Der Mann blinzelte, blickte von Elisabeth zu der Frau und wieder zurück, zog seine Krallen ein und verschwand.

Die Frau drehte sich um und wirkte wieder normal.

„Ach Kind, das tut mir jetzt wirklich, wirklich Leid. Es sollte eigentlich alles anders werden, aber geschehen ist geschehen.“

Und mit einer Geschwindigkeit, die Elisabeth überraschte, war die Frau neben ihr. Ihre warmen Augen strahlten einen Moment echte Wärme aus ehe sie hart wurden und alles was Elisabeth spürte, war ein stechender Schmerz an ihrem Hals. Aber auch Lust. Sie wollte nicht, dass diese Frau aufhörte. Sie hörte ihren Herzschlag, erst schneller werden in der Ekstase und dann immer und immer langsamer. Als ihr Herz das letzte mal schlug, löste sich die Frau von ihr, blickte sie an.
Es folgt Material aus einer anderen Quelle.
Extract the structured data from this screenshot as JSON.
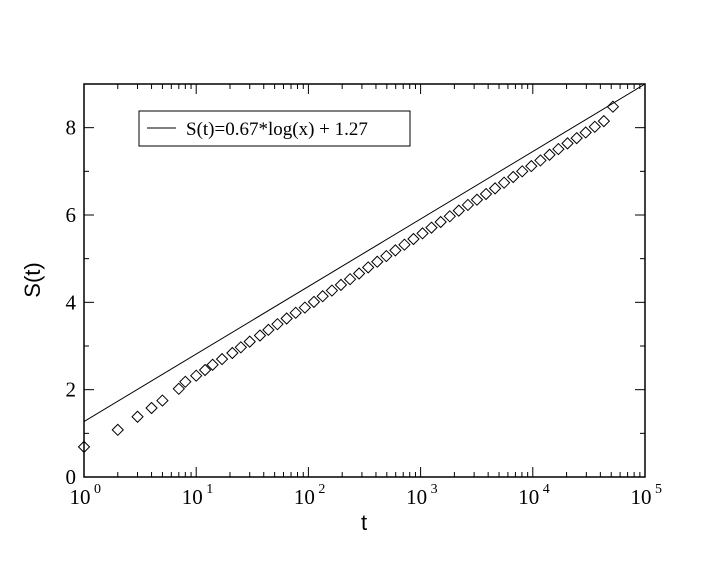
{
  "chart_data": {
    "type": "scatter",
    "xlabel": "t",
    "ylabel": "S(t)",
    "xscale": "log",
    "xlim": [
      1,
      100000
    ],
    "ylim": [
      0,
      9
    ],
    "grid": false,
    "legend_position": "top-left",
    "x_ticks": [
      {
        "base": "10",
        "exp": "0"
      },
      {
        "base": "10",
        "exp": "1"
      },
      {
        "base": "10",
        "exp": "2"
      },
      {
        "base": "10",
        "exp": "3"
      },
      {
        "base": "10",
        "exp": "4"
      },
      {
        "base": "10",
        "exp": "5"
      }
    ],
    "y_ticks": [
      "0",
      "2",
      "4",
      "6",
      "8"
    ],
    "fit_line": {
      "label": "S(t)=0.67*log(x) + 1.27",
      "points": [
        [
          1,
          1.27
        ],
        [
          100000,
          9.0
        ]
      ]
    },
    "series": [
      {
        "marker": "diamond",
        "x": [
          1,
          2,
          3,
          4,
          5,
          7,
          8,
          10,
          12,
          14,
          17,
          21,
          25,
          30,
          37,
          44,
          53,
          64,
          77,
          93,
          112,
          134,
          162,
          195,
          235,
          283,
          341,
          411,
          495,
          596,
          718,
          864,
          1040,
          1250,
          1510,
          1820,
          2190,
          2640,
          3180,
          3830,
          4610,
          5550,
          6690,
          8050,
          9700,
          11700,
          14100,
          16900,
          20400,
          24600,
          29600,
          35700,
          43000,
          51800
        ],
        "y": [
          0.69,
          1.08,
          1.38,
          1.58,
          1.75,
          2.02,
          2.18,
          2.32,
          2.45,
          2.57,
          2.7,
          2.84,
          2.97,
          3.1,
          3.24,
          3.37,
          3.5,
          3.63,
          3.76,
          3.88,
          4.01,
          4.14,
          4.27,
          4.4,
          4.53,
          4.66,
          4.8,
          4.93,
          5.06,
          5.19,
          5.32,
          5.45,
          5.58,
          5.71,
          5.84,
          5.97,
          6.1,
          6.23,
          6.35,
          6.48,
          6.61,
          6.74,
          6.87,
          7.0,
          7.12,
          7.25,
          7.38,
          7.51,
          7.64,
          7.76,
          7.89,
          8.02,
          8.15,
          8.48
        ]
      }
    ]
  }
}
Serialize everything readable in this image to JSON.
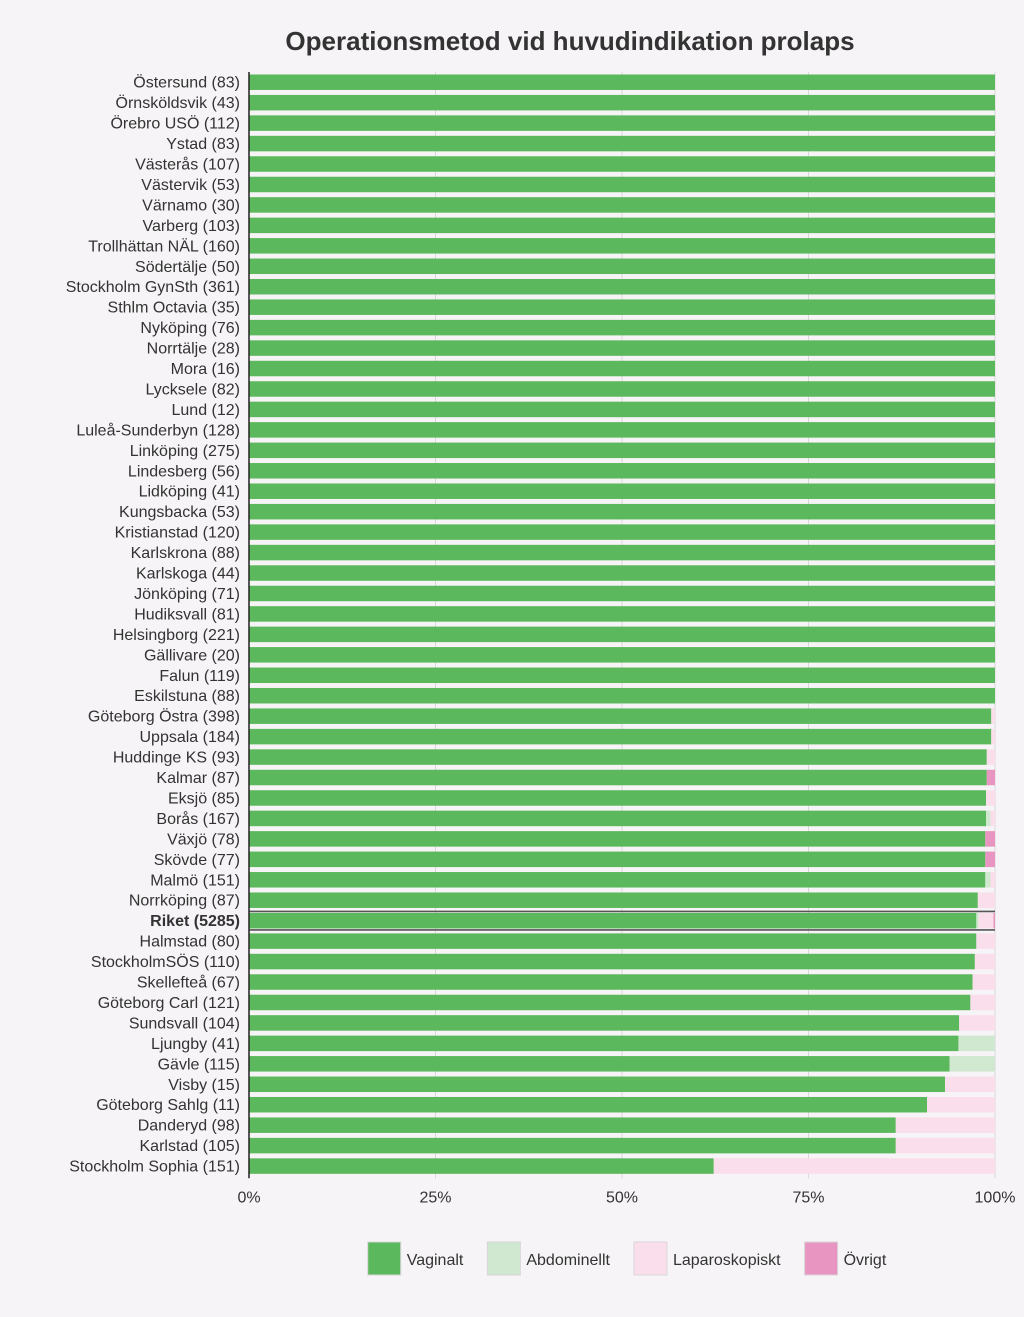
{
  "chart_data": {
    "type": "bar",
    "orientation": "horizontal",
    "stacked": true,
    "title": "Operationsmetod vid huvudindikation prolaps",
    "xlim": [
      0,
      100
    ],
    "x_ticks": [
      "0%",
      "25%",
      "50%",
      "75%",
      "100%"
    ],
    "grid": true,
    "legend_position": "bottom",
    "highlight_category": "Riket (5285)",
    "categories": [
      "Östersund (83)",
      "Örnsköldsvik (43)",
      "Örebro USÖ (112)",
      "Ystad (83)",
      "Västerås (107)",
      "Västervik (53)",
      "Värnamo (30)",
      "Varberg (103)",
      "Trollhättan NÄL (160)",
      "Södertälje (50)",
      "Stockholm GynSth (361)",
      "Sthlm Octavia (35)",
      "Nyköping (76)",
      "Norrtälje (28)",
      "Mora (16)",
      "Lycksele (82)",
      "Lund (12)",
      "Luleå-Sunderbyn (128)",
      "Linköping (275)",
      "Lindesberg (56)",
      "Lidköping (41)",
      "Kungsbacka (53)",
      "Kristianstad (120)",
      "Karlskrona (88)",
      "Karlskoga (44)",
      "Jönköping (71)",
      "Hudiksvall (81)",
      "Helsingborg (221)",
      "Gällivare (20)",
      "Falun (119)",
      "Eskilstuna (88)",
      "Göteborg Östra (398)",
      "Uppsala (184)",
      "Huddinge KS (93)",
      "Kalmar (87)",
      "Eksjö (85)",
      "Borås (167)",
      "Växjö (78)",
      "Skövde (77)",
      "Malmö (151)",
      "Norrköping (87)",
      "Riket (5285)",
      "Halmstad (80)",
      "StockholmSÖS (110)",
      "Skellefteå (67)",
      "Göteborg Carl (121)",
      "Sundsvall (104)",
      "Ljungby (41)",
      "Gävle (115)",
      "Visby (15)",
      "Göteborg Sahlg (11)",
      "Danderyd (98)",
      "Karlstad (105)",
      "Stockholm Sophia (151)"
    ],
    "series": [
      {
        "name": "Vaginalt",
        "color": "#5cb85c",
        "values": [
          100,
          100,
          100,
          100,
          100,
          100,
          100,
          100,
          100,
          100,
          100,
          100,
          100,
          100,
          100,
          100,
          100,
          100,
          100,
          100,
          100,
          100,
          100,
          100,
          100,
          100,
          100,
          100,
          100,
          100,
          100,
          99.5,
          99.5,
          98.9,
          98.9,
          98.8,
          98.8,
          98.7,
          98.7,
          98.7,
          97.7,
          97.5,
          97.5,
          97.3,
          97.0,
          96.7,
          95.2,
          95.1,
          93.9,
          93.3,
          90.9,
          86.7,
          86.7,
          62.3
        ]
      },
      {
        "name": "Abdominellt",
        "color": "#cfe8cf",
        "values": [
          0,
          0,
          0,
          0,
          0,
          0,
          0,
          0,
          0,
          0,
          0,
          0,
          0,
          0,
          0,
          0,
          0,
          0,
          0,
          0,
          0,
          0,
          0,
          0,
          0,
          0,
          0,
          0,
          0,
          0,
          0,
          0,
          0,
          0,
          0,
          0,
          0.6,
          0,
          0,
          0.7,
          0,
          0.3,
          0,
          0,
          0,
          0,
          0,
          4.9,
          6.1,
          0,
          0,
          0,
          0,
          0
        ]
      },
      {
        "name": "Laparoskopiskt",
        "color": "#fbdeec",
        "values": [
          0,
          0,
          0,
          0,
          0,
          0,
          0,
          0,
          0,
          0,
          0,
          0,
          0,
          0,
          0,
          0,
          0,
          0,
          0,
          0,
          0,
          0,
          0,
          0,
          0,
          0,
          0,
          0,
          0,
          0,
          0,
          0.5,
          0.5,
          1.1,
          0,
          1.2,
          0.6,
          0,
          0,
          0.6,
          2.3,
          2.0,
          2.5,
          2.7,
          3.0,
          3.3,
          4.8,
          0,
          0,
          6.7,
          9.1,
          13.3,
          13.3,
          37.7
        ]
      },
      {
        "name": "Övrigt",
        "color": "#e895c1",
        "values": [
          0,
          0,
          0,
          0,
          0,
          0,
          0,
          0,
          0,
          0,
          0,
          0,
          0,
          0,
          0,
          0,
          0,
          0,
          0,
          0,
          0,
          0,
          0,
          0,
          0,
          0,
          0,
          0,
          0,
          0,
          0,
          0,
          0,
          0,
          1.1,
          0,
          0,
          1.3,
          1.3,
          0,
          0,
          0.2,
          0,
          0,
          0,
          0,
          0,
          0,
          0,
          0,
          0,
          0,
          0,
          0
        ]
      }
    ]
  }
}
„Wenn du leben willst und stark genug bist, trink. Sonst ist es gleich vorbei, mein Kind.“

Dann biss sie sich ins Handgelenk. Blut drang hervor und sie legte Elisabeth das blutende Handgelenk auf die Lippen. Die Augen wieder voller Wärme und Angst. Elisabeth trank. Es war flüssiges Feuer und doch wärmte es ihren sterbenden Körper. Ihr Geist, vernebelt vom bevorstehenden Tod, klärte sich und dann kam der Schmerz. Sie blieb bei völlig klarem Verstand als ihr Körper den Tod fand. Wenn sie noch hätte schreien können, wäre es wohl bis Eisenach zu hören gewesen, doch kein Muskel gehorchte ihr in diesem Augenblick. Dann kam die Dunkelheit und mit ihr der Hunger.